Les enseignements mercantilistes. Keynes réhabilite avec surprise certains aspects de la pensée mercantiliste, que les économistes classiques avaient rejetés comme confus. Il soutient que la préoccupation des mercantilistes pour une balance commerciale favorable et le maintien de taux d’intérêt bas n’était pas dénuée de raison. Dans un monde sans contrôle direct des taux d’intérêt domestiques ni de l’investissement intérieur, un excédent commercial constituait un moyen pratique de :

  • Accroître l’investissement étranger (accumulation de métaux précieux).
  • Réduire indirectement les taux d’intérêt domestiques (en augmentant la masse monétaire).
    Cela témoigne d’une conscience historique du problème de la demande effective insuffisante.

La « peur des biens » et les lois sur l’usure. Les mercantilistes comprenaient aussi la « fausse idée de la bon marché » et le danger d’une « rareté de la monnaie » menant au chômage, concept plus tard ridiculisé par les classiques. De plus, Keynes défend la pratique historique des lois sur l’usure, qu’il voit comme un « effort intellectuel honnête » pour limiter un taux d’intérêt intrinsèquement élevé qui étoufferait autrement l’investissement. Cela reflète une reconnaissance ancienne que le désir d’épargner dépasse souvent l’incitation à investir.

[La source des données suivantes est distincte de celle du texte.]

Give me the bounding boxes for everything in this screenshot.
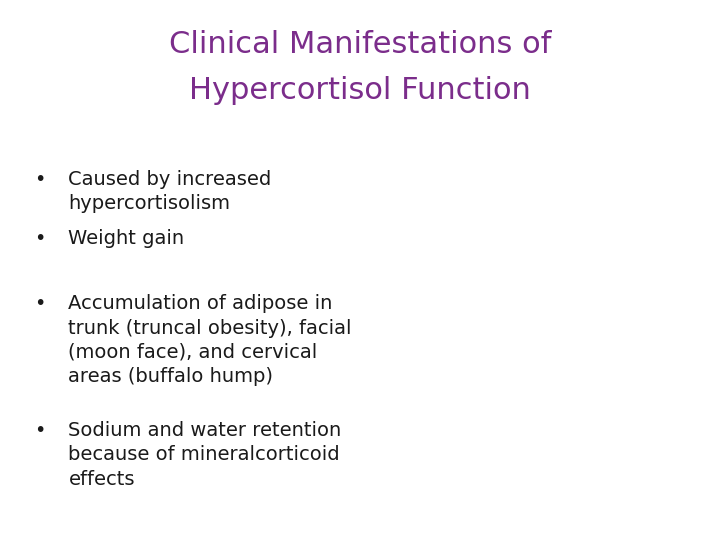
Text: Accumulation of adipose in
trunk (truncal obesity), facial
(moon face), and cerv: Accumulation of adipose in trunk (trunca… [68, 294, 352, 386]
Text: Weight gain: Weight gain [68, 230, 184, 248]
Text: •: • [34, 421, 45, 440]
Text: Sodium and water retention
because of mineralcorticoid
effects: Sodium and water retention because of mi… [68, 421, 342, 489]
Text: •: • [34, 170, 45, 189]
Text: •: • [34, 294, 45, 313]
Text: Caused by increased
hypercortisolism: Caused by increased hypercortisolism [68, 170, 271, 213]
Text: •: • [34, 230, 45, 248]
Text: Hypercortisol Function: Hypercortisol Function [189, 76, 531, 105]
Text: Clinical Manifestations of: Clinical Manifestations of [168, 30, 552, 59]
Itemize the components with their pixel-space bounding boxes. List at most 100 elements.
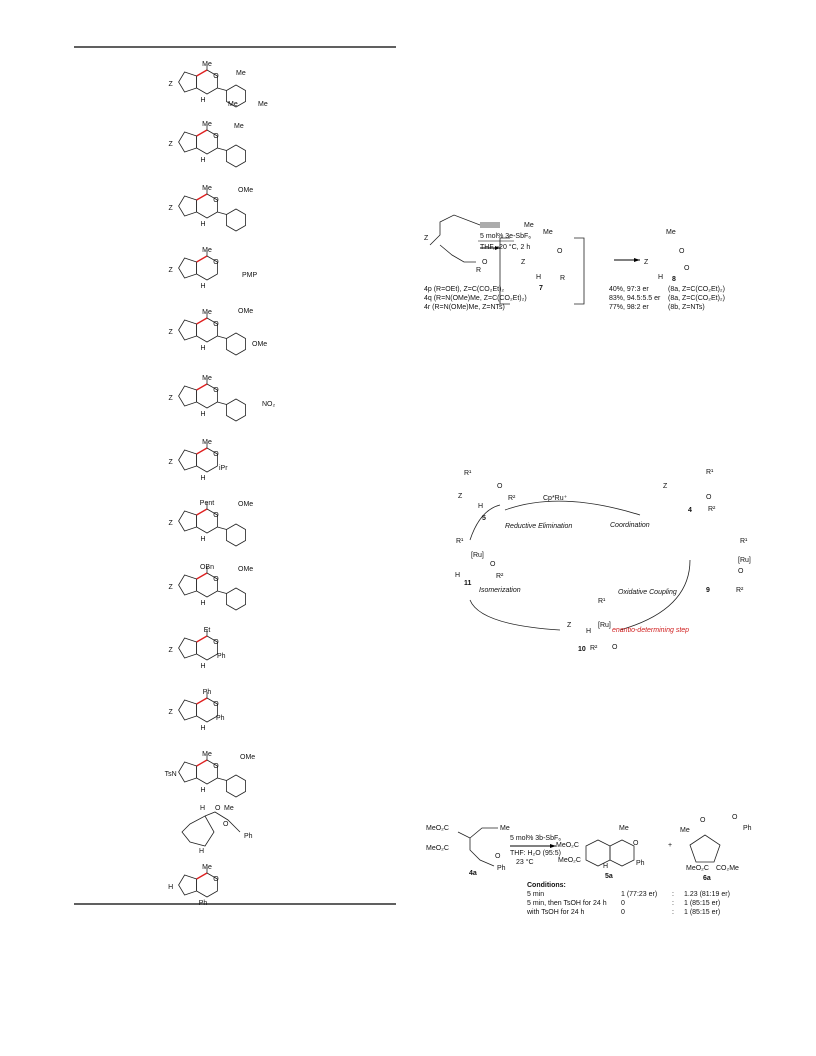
conditions: THF: H₂O (95:5) bbox=[510, 850, 561, 857]
step-label: Isomerization bbox=[479, 587, 521, 594]
structure: MeO H Ph bbox=[168, 864, 219, 907]
arrow bbox=[504, 500, 641, 516]
label: H bbox=[658, 274, 663, 281]
label: [Ru] bbox=[471, 552, 484, 559]
ratio-sep: : bbox=[672, 909, 674, 916]
atom-label: O bbox=[223, 821, 229, 828]
structure: MeO Z H NO₂ bbox=[168, 375, 276, 422]
condition: 5 min, then TsOH for 24 h bbox=[527, 900, 607, 907]
compound-number: 4 bbox=[688, 507, 692, 514]
bond bbox=[457, 831, 495, 867]
compound-number: 5 bbox=[482, 515, 486, 522]
label: Me bbox=[666, 229, 676, 236]
ring bbox=[226, 84, 246, 108]
atom-label: Et bbox=[204, 627, 211, 634]
label: O bbox=[490, 561, 496, 568]
ring bbox=[226, 144, 246, 168]
conditions: 5 mol% 3b-SbF₆ bbox=[510, 835, 561, 842]
atom-label: H bbox=[200, 221, 205, 228]
ring bbox=[178, 385, 198, 407]
result: (8a, Z=C(CO₂Et)₂) bbox=[668, 286, 725, 293]
structure: OBn O Z H OMe bbox=[168, 564, 253, 611]
result: 83%, 94.5:5.5 er bbox=[609, 295, 661, 302]
atom-label: Z bbox=[168, 205, 173, 212]
atom-label: Z bbox=[168, 647, 173, 654]
label: [Ru] bbox=[738, 557, 751, 564]
atom-label: H bbox=[200, 475, 205, 482]
atom-label: Ph bbox=[244, 833, 253, 840]
atom-label: H bbox=[200, 345, 205, 352]
atom-label: OMe bbox=[238, 501, 253, 508]
result: (8b, Z=NTs) bbox=[668, 304, 705, 311]
label: O bbox=[495, 853, 501, 860]
bracket bbox=[499, 237, 510, 305]
bond bbox=[204, 811, 241, 833]
atom-label: H bbox=[200, 787, 205, 794]
label: Me bbox=[619, 825, 629, 832]
arrowhead bbox=[495, 246, 500, 250]
atom-label: OMe bbox=[238, 187, 253, 194]
label: Me bbox=[543, 229, 553, 236]
compound-number: 9 bbox=[706, 587, 710, 594]
ratio: 0 bbox=[621, 900, 625, 907]
atom-label: O bbox=[213, 387, 219, 394]
label: CO₂Me bbox=[716, 865, 739, 872]
conditions: 23 °C bbox=[516, 858, 534, 866]
atom-label: H bbox=[200, 536, 205, 543]
atom-label: H bbox=[200, 283, 205, 290]
conditions-header: Conditions: bbox=[527, 882, 566, 889]
atom-label: Me bbox=[202, 121, 212, 128]
label: Z bbox=[521, 259, 526, 266]
atom-label: Me bbox=[202, 439, 212, 446]
ring bbox=[226, 523, 246, 547]
label: R bbox=[476, 267, 481, 274]
atom-label: O bbox=[215, 805, 221, 812]
ring bbox=[178, 874, 198, 896]
label: H bbox=[478, 503, 483, 510]
atom-label: TsN bbox=[165, 771, 177, 778]
bond bbox=[196, 572, 208, 580]
ring bbox=[689, 834, 721, 863]
bond bbox=[439, 244, 476, 263]
compound-number: 4a bbox=[469, 870, 477, 877]
atom-label: Me bbox=[202, 61, 212, 68]
ring bbox=[178, 761, 198, 783]
label: MeO₂C bbox=[426, 845, 449, 852]
atom-label: O bbox=[213, 259, 219, 266]
arrow bbox=[469, 599, 561, 631]
structure: Pent O Z H OMe bbox=[168, 500, 253, 547]
scheme-1: Me Z O R 5 mol% 3e-SbF₆ THF, -20 °C, 2 h… bbox=[424, 214, 725, 311]
arrow bbox=[619, 559, 691, 631]
compound-number: 7 bbox=[539, 285, 543, 292]
atom-label: Z bbox=[168, 395, 173, 402]
bond bbox=[469, 827, 498, 839]
result: 40%, 97:3 er bbox=[609, 286, 649, 293]
atom-label: O bbox=[213, 639, 219, 646]
ratio: 1 (85:15 er) bbox=[684, 900, 720, 907]
bracket bbox=[574, 237, 585, 305]
atom-label: H bbox=[200, 600, 205, 607]
label: Ph bbox=[743, 825, 752, 832]
step-label: Reductive Elimination bbox=[505, 523, 572, 530]
label: Ph bbox=[636, 860, 645, 867]
compound-number: 10 bbox=[578, 646, 586, 653]
ring bbox=[178, 71, 198, 93]
ring bbox=[178, 637, 198, 659]
label: Z bbox=[644, 259, 649, 266]
condition: 5 min bbox=[527, 891, 544, 898]
atom-label: O bbox=[213, 576, 219, 583]
structure: MeO TsN H OMe bbox=[165, 751, 255, 798]
label: MeO₂C bbox=[556, 842, 579, 849]
compound-number: 6a bbox=[703, 875, 711, 882]
label: O bbox=[738, 568, 744, 575]
compound-number: 5a bbox=[605, 873, 613, 880]
bond bbox=[217, 526, 227, 530]
step-label: Oxidative Coupling bbox=[618, 589, 677, 596]
bond bbox=[196, 129, 208, 137]
atom-label: O bbox=[213, 701, 219, 708]
atom-label: OMe bbox=[238, 566, 253, 573]
atom-label: OMe bbox=[238, 308, 253, 315]
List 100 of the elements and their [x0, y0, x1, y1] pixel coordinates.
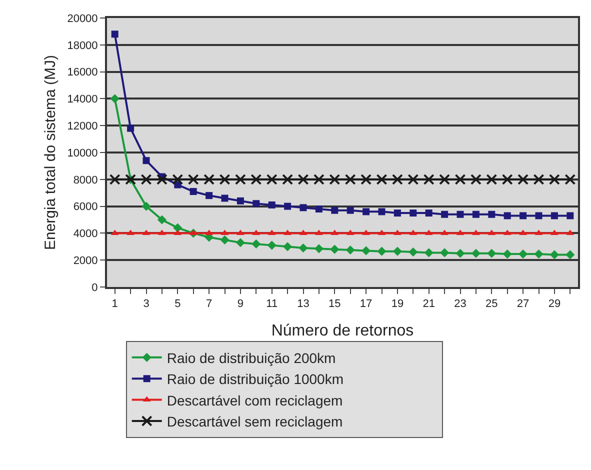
y-tick-label: 14000 [67, 94, 98, 106]
point [550, 212, 558, 220]
point [376, 174, 388, 185]
point [268, 201, 276, 208]
point [252, 239, 261, 249]
x-tick-label: 27 [516, 298, 530, 310]
point [456, 210, 464, 218]
point [535, 212, 542, 220]
point [456, 248, 465, 258]
point [282, 174, 294, 185]
x-tick-label: 1 [112, 298, 118, 310]
point [550, 250, 559, 260]
point [206, 192, 213, 200]
point [314, 244, 324, 254]
point [566, 250, 575, 260]
point [360, 174, 372, 185]
point [362, 208, 370, 216]
point [236, 197, 244, 204]
point [439, 174, 450, 185]
point [533, 174, 544, 185]
point [329, 174, 340, 185]
point [486, 174, 498, 185]
x-tick-label: 21 [422, 298, 435, 310]
x-tick-label: 25 [486, 298, 498, 310]
point [220, 235, 230, 244]
x-tick-label: 3 [143, 298, 150, 310]
point [221, 194, 228, 202]
y-tick-label: 8000 [73, 174, 98, 186]
point [392, 174, 403, 185]
point [488, 210, 496, 218]
y-tick-label: 6000 [73, 201, 98, 214]
y-tick-label: 16000 [67, 66, 98, 79]
point [219, 174, 230, 185]
point [408, 174, 419, 185]
x-tick-label: 23 [454, 298, 466, 310]
point [330, 244, 340, 254]
legend-label: Descartável com reciclagem [166, 392, 343, 408]
point [300, 204, 307, 212]
x-tick-label: 15 [328, 298, 341, 310]
point [127, 124, 134, 132]
point [518, 174, 529, 185]
point [267, 240, 276, 250]
point [236, 238, 245, 248]
x-tick-label: 13 [297, 298, 310, 310]
point [394, 210, 401, 217]
point [284, 202, 292, 210]
point [520, 212, 527, 220]
point [190, 188, 197, 196]
point [156, 174, 168, 185]
x-tick-label: 9 [237, 298, 244, 310]
point [423, 174, 434, 185]
point [441, 210, 448, 218]
point [410, 210, 417, 217]
y-tick-label: 2000 [73, 254, 98, 267]
point [140, 174, 152, 185]
point [252, 200, 260, 208]
x-axis-title: Número de retornos [271, 322, 414, 340]
point [502, 250, 512, 259]
point [487, 248, 496, 258]
point [425, 210, 432, 217]
y-tick-label: 4000 [73, 228, 98, 240]
point [470, 174, 482, 185]
point [454, 174, 466, 185]
point [172, 174, 184, 185]
point [157, 215, 166, 224]
x-tick-label: 11 [266, 298, 278, 310]
x-tick-label: 17 [360, 298, 372, 310]
point [298, 243, 308, 253]
point [534, 250, 544, 259]
point [250, 174, 262, 185]
y-axis-title: Energia total do sistema (MJ) [42, 54, 59, 250]
point [188, 174, 199, 185]
point [566, 212, 574, 220]
point [204, 174, 215, 185]
point [408, 247, 418, 257]
x-tick-label: 7 [206, 298, 212, 310]
point [344, 174, 356, 185]
point [110, 94, 120, 104]
point [142, 157, 150, 164]
point [346, 245, 355, 255]
point [331, 206, 338, 214]
point [378, 208, 386, 216]
point [564, 174, 576, 185]
point [377, 246, 386, 256]
x-tick-label: 5 [174, 298, 181, 310]
legend-label: Raio de distribuição 1000km [166, 371, 344, 388]
y-tick-label: 20000 [67, 12, 98, 25]
point [440, 248, 450, 258]
point [346, 206, 354, 214]
point [502, 174, 513, 185]
point [313, 174, 324, 185]
point [142, 202, 151, 211]
point [472, 210, 480, 218]
point [362, 246, 371, 256]
point [315, 205, 322, 212]
point [283, 242, 292, 252]
y-tick-label: 10000 [67, 147, 98, 160]
point [109, 174, 120, 185]
legend-label: Descartável sem reciclagem [166, 413, 343, 430]
point [266, 174, 278, 185]
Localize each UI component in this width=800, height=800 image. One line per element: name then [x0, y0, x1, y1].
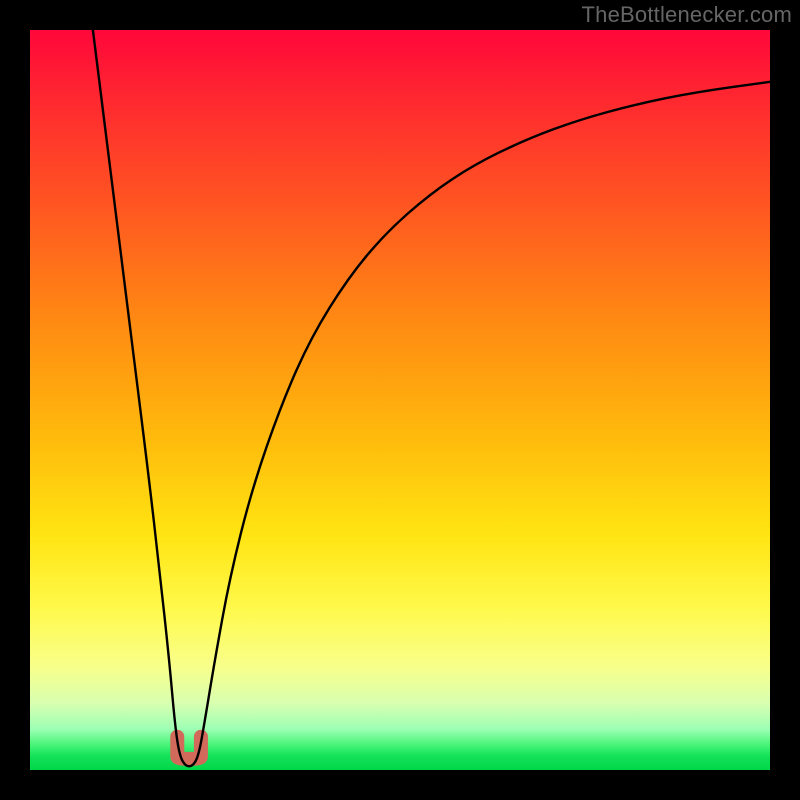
chart-container: TheBottlenecker.com [0, 0, 800, 800]
chart-plot-area [30, 30, 770, 770]
watermark-label: TheBottlenecker.com [582, 2, 792, 28]
bottleneck-curve-chart [0, 0, 800, 800]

Les théories de la sous-consommation. Keynes valorise également les théories de la « sous-consommation » développées par des penseurs comme Malthus et Hobson, qui soutenaient qu’une consommation insuffisante (ou une épargne excessive) pouvait conduire à la stagnation économique. Il cite la « Fable des abeilles » de Mandeville pour illustrer comment les « vices privés » (dépenses de luxe) pouvaient engendrer des « bienfaits publics » (emploi), en contraste avec la « doctrine austère » de l’épargne. Ces vues « hérétiques », rejetées par l’orthodoxie, contenaient des vérités essentielles sur la tendance chronique de l’épargne à excéder l’investissement, générant du chômage.